A fiduciary has a continuing duty of prudence to monitor and remove imprudent investments from the plan, not only the duty to select them prudently from the outset. Tibble v. Edison Int'l, 135 S. Ct. 1823 (May 18, 2015).
A bankruptcy debtor who converts from Chapter 13 bankruptcy to Chapter 7 is entitled to return of any post petition wages not yet distributed by the Chapter 13 trustee. Harris v. Viegelahn, 135 S. Ct. 1829 (May 18, 2015).
A district court erroneously granted an employer's motion to vacate arbitration award, because the arbitrator reasonably interpreted the collective bargaining agreement authorizing him to "interpret, apply or determine compliance" as giving him the authority to impose a remedy for wrongful discharge. United Nurses of Children's Hosp. v. Rady Children's Hosp. San Diego, 2015 U.S. App. LEXIS 8228 (9th Cir. May 19, 2015).
A district court properly granted a union summary judgment enforcing an arbitration award requiring an employer to comply with a collective bargaining agreement providing that it must preserve all stevedoring work for the bargaining unit, because the bargaining unit employees traditionally performed the work for employers who were members of the multi-employer bargaining association covered by the agreement and the employer had the right to control assignment of work. Am. President Line v. Int'l Longshore and Warehouse Union, Alaska Longshore Div., 2015 U.S. App. LEXIS 8229 (9th Cir. May 19, 2015).

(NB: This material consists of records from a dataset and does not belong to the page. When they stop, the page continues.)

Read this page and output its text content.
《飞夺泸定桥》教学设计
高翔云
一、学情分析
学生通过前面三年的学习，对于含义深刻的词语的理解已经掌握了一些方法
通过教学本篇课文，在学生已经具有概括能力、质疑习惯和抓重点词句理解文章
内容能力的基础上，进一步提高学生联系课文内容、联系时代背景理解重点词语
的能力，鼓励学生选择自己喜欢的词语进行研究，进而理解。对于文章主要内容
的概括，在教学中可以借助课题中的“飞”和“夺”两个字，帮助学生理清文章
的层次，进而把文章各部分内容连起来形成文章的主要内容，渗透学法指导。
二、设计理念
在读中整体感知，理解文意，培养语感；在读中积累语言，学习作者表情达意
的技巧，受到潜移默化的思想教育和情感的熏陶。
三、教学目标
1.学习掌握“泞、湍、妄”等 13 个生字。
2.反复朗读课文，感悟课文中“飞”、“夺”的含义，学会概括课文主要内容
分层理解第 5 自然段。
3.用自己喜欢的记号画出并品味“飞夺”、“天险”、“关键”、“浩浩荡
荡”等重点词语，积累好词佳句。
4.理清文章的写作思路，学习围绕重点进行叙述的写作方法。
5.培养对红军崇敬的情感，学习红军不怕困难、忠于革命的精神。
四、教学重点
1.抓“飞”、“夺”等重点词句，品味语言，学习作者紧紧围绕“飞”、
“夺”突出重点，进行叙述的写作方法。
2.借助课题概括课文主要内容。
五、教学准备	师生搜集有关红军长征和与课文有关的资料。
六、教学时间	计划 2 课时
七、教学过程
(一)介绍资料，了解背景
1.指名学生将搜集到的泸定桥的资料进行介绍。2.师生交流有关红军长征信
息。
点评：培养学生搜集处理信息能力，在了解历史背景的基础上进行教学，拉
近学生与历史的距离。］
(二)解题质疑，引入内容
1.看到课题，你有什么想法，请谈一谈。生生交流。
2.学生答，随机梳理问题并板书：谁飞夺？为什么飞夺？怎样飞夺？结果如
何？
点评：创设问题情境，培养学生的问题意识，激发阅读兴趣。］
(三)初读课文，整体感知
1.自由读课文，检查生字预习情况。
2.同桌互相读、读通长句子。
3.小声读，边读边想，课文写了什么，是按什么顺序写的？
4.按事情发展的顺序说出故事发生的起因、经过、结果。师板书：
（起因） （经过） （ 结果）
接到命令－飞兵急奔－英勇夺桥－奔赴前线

A district court properly dismissed a high school teacher's Title VII discrimination claim on behalf of students allegedly mistreated, because the discrimination was not against the teacher. The district court properly dismissed the teacher's hostile work environment claim, because several incidents of racial hostility by students and one by a fellow worker to a student's grandmother outside the teacher's presence were not sufficient to establish a hostile environment. Pierce v. Santa Maria Joint Union High Sch .Dist., 2015 U.S. App. LEXIS 8125 (9th Cir. May 18, 2015).
A former employer was entitled to enforce an arbitration agreement against a former employee, because the agreement covered employment disputes and the employer and it provided the employee an option to opt out of arbitration which she did not exercise. Hopkins v. Macy's West Stores, Inc., 2015 Haw. App. Lexis 239 (May 21, 2015).
Note: We analyze cases to learn rules the courts will follow or disappoint us if they don't. Rules that the courts follow allow us to behave and provide explanations that they accept. But competent advocates may limit the rules to the facts of the case where they are discussed, or expand rules by showing that differences in other cases are irrelevant.